Introducing 4o Image Generation

Experience powerful and practical image creation with our most advanced, natively multimodal model—capable of producing precise, photorealistic visuals.

At OpenAI, we’ve always envisioned image generation as a core function of language models. That’s why GPT‑4o includes our most capable image generator yet—designed to go beyond just beautiful visuals and deliver truly useful ones.

Making Image Generation More Useful

Table of Contents

From ancient cave paintings to today’s infographics, humans have long used images not just to decorate, but to communicate, persuade, and explain. While current generative models can create stunning, surreal scenes, they often fall short when it comes to practical visuals—logos, diagrams, and images that convey precise meaning through symbolic language and shared understanding.

GPT‑4o’s image generation stands out by rendering text accurately, closely following user prompts, and leveraging its built-in knowledge and conversation context. It can even use uploaded images as visual references or transform them creatively. This opens the door to crafting the exact image you have in mind—making visuals a more effective communication tool than ever.

Enhanced Capabilities

By training on a combined dataset of online text and imagery, GPT‑4o learns not only the relationship between words and visuals but also how images relate to one another. Through extensive post-training refinement, the model has developed a surprising level of visual fluency—producing consistent, context-aware, and highly functional imagery.

Text Rendering

While a picture may be worth a thousand words, sometimes a few well-placed words in an image elevate its message. GPT‑4o blends symbolic text with imagery, transforming image generation into a true medium for visual communication.

Multi-Turn Image Generation

Because image generation is built into GPT‑4o natively, you can iterate and refine your visuals through conversation. Whether you’re designing a game character or editing a concept sketch, GPT‑4o ensures visual consistency across revisions, incorporating chat history into each iteration.

Detailed Prompt Adherence

GPT‑4o excels at following complex instructions, maintaining precision even with prompts involving 10–20 objects—far more than the 5–8 object limit common to other models. Its ability to tightly link traits and relationships between elements offers users finer control over the generated results.

In-Context Learning

By analyzing user-uploaded images, GPT‑4o learns and integrates visual details directly into the image generation process—making it easier to tailor outputs to your needs.

Built-in World Knowledge

Native image generation allows GPT‑4o to seamlessly combine language understanding with visual expression, resulting in a smarter, more capable model.

Style & Photorealism

Training on a wide variety of visual styles enables GPT‑4o to convincingly create or adapt images across different artistic and photorealistic genres.

Current Limitations

While powerful, the model is not without its flaws. We’re actively working to address known limitations through ongoing improvements after launch.

Prioritizing Safety

In line with our Model Spec, we aim to balance creative freedom with robust safety. GPT‑4o supports valuable use cases such as educational content, historical illustration, and game development, while maintaining strict content policies. We continue to block generation of content that violates our standards, including explicit material and abusive deepfakes.

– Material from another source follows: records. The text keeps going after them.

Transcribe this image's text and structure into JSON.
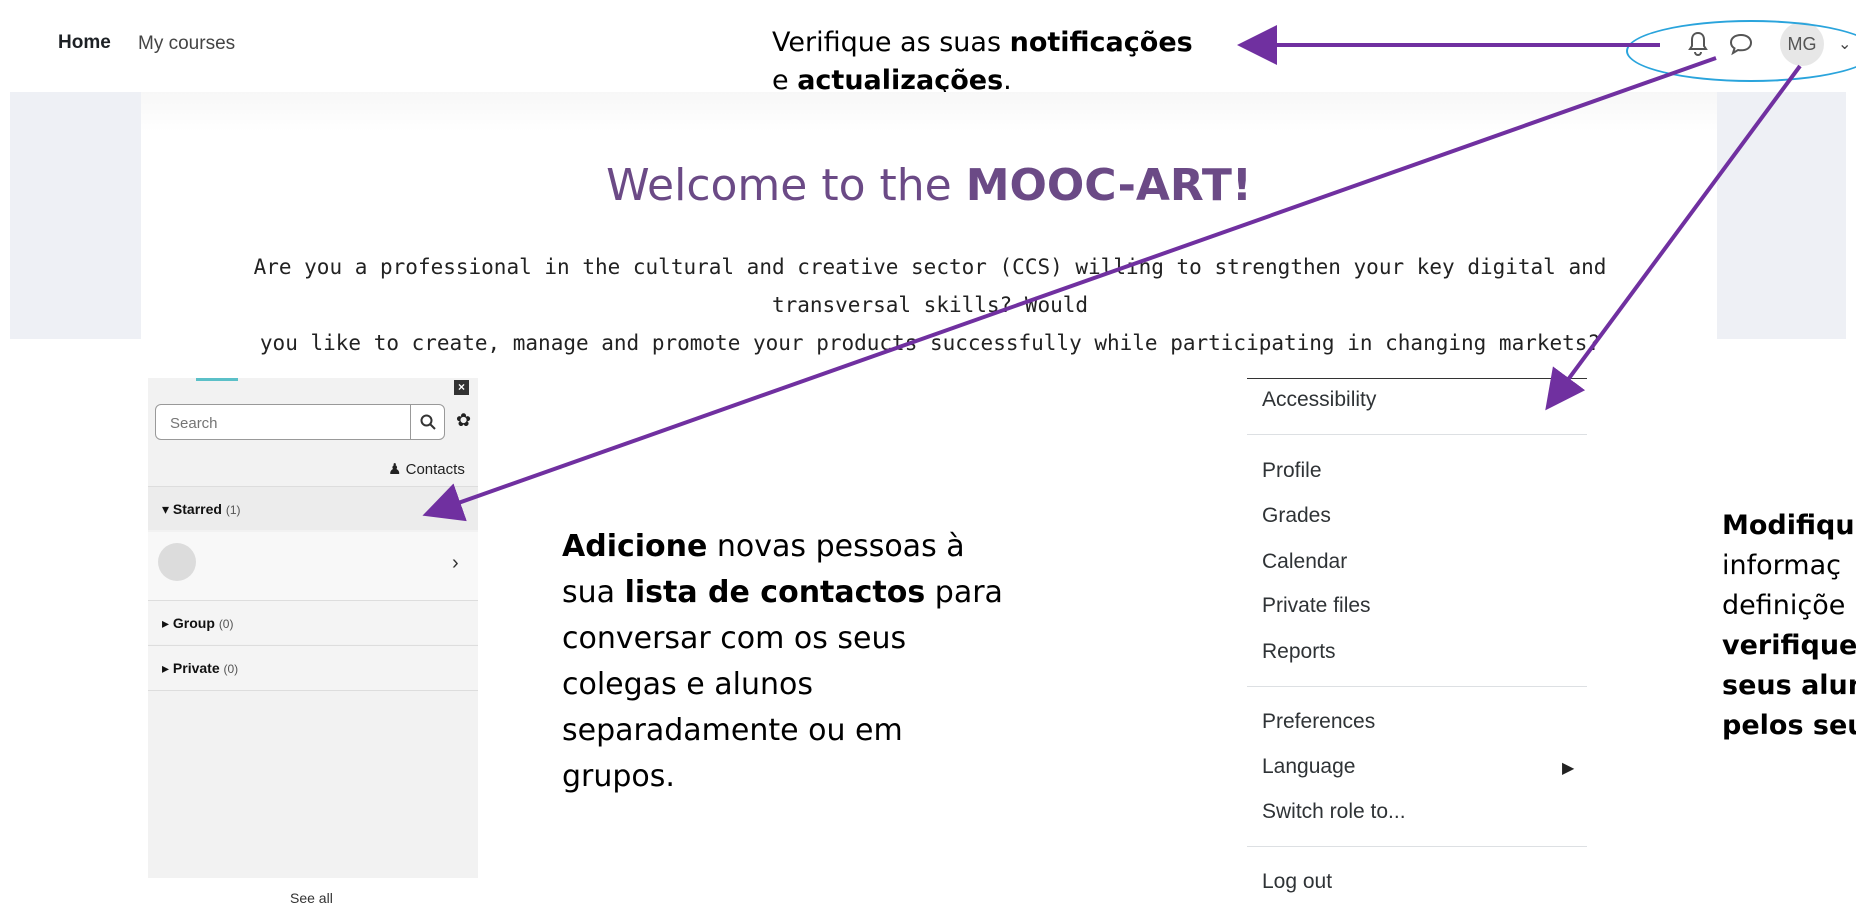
{
  "nav": {
    "home": "Home",
    "my_courses": "My courses"
  },
  "callouts": {
    "notifications": {
      "pre": "Verifique as suas ",
      "bold1": "notificações",
      "mid": " e ",
      "bold2": "actualizações",
      "post": "."
    },
    "contacts": {
      "bold1": "Adicione",
      "t1": " novas pessoas à sua ",
      "bold2": "lista de contactos",
      "t2": " para conversar com os seus colegas e alunos separadamente ou em grupos."
    },
    "profile": {
      "l1": "Modifiqu",
      "l2": "informaç",
      "l3": "definiçõe",
      "l4": "verifique",
      "l5": "seus alun",
      "l6": "pelos seu"
    }
  },
  "user": {
    "initials": "MG"
  },
  "hero": {
    "title_pre": "Welcome to the ",
    "title_bold": "MOOC-ART!",
    "line1": "Are you a professional in the cultural and creative sector (CCS) willing to strengthen your key digital and transversal skills? Would",
    "line2": "you like to create, manage and promote your products successfully while participating in changing markets?"
  },
  "messaging": {
    "search_placeholder": "Search",
    "contacts_label": "Contacts",
    "sections": [
      {
        "label": "Starred",
        "count": "(1)"
      },
      {
        "label": "Group",
        "count": "(0)"
      },
      {
        "label": "Private",
        "count": "(0)"
      }
    ],
    "see_all": "See all"
  },
  "user_menu": {
    "items": [
      "Accessibility",
      "Profile",
      "Grades",
      "Calendar",
      "Private files",
      "Reports",
      "Preferences",
      "Language",
      "Switch role to...",
      "Log out"
    ]
  },
  "colors": {
    "accent_purple": "#7030a0",
    "highlight_blue": "#2aa4dc",
    "title_purple": "#6b4a86"
  }
}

C2PA & Reversible Search for Transparency
Every generated image includes C2PA metadata to clearly identify it as created by GPT‑4o. We’ve also developed an internal reverse search system based on generation attributes to verify image provenance.

Proactive Content Filtering
We restrict the generation of images involving real people under heightened guidelines, especially when it comes to nudity or graphic content. Our safety systems are continuously evolving as we monitor real-world usage and improve our policies.

Reasoning-Driven Safety Mechanisms
We’ve trained a reasoning language model based on interpretable, human-written safety policies. This model helped guide development decisions and refine ambiguous policy areas. Together with existing moderation tools from ChatGPT and Sora, we now have a more robust system to enforce safety on both input prompts and generated outputs.

Availability and Access

Starting today, GPT‑4o image generation is available as the default image tool in ChatGPT for Plus, Pro, Team, and Free users. Access for Enterprise and Education users is coming soon. It’s also integrated into Sora.

For fans of DALL·E, that model remains available via its dedicated GPT.

API access to GPT‑4o’s image generation will begin rolling out to developers over the coming weeks.

Creating or customizing images is now as simple as having a chat. Describe what you need—including specific details like aspect ratio, hex color codes, or transparent backgrounds—and GPT‑4o will deliver. Just note: because these images are highly detailed, rendering can take up to a minute.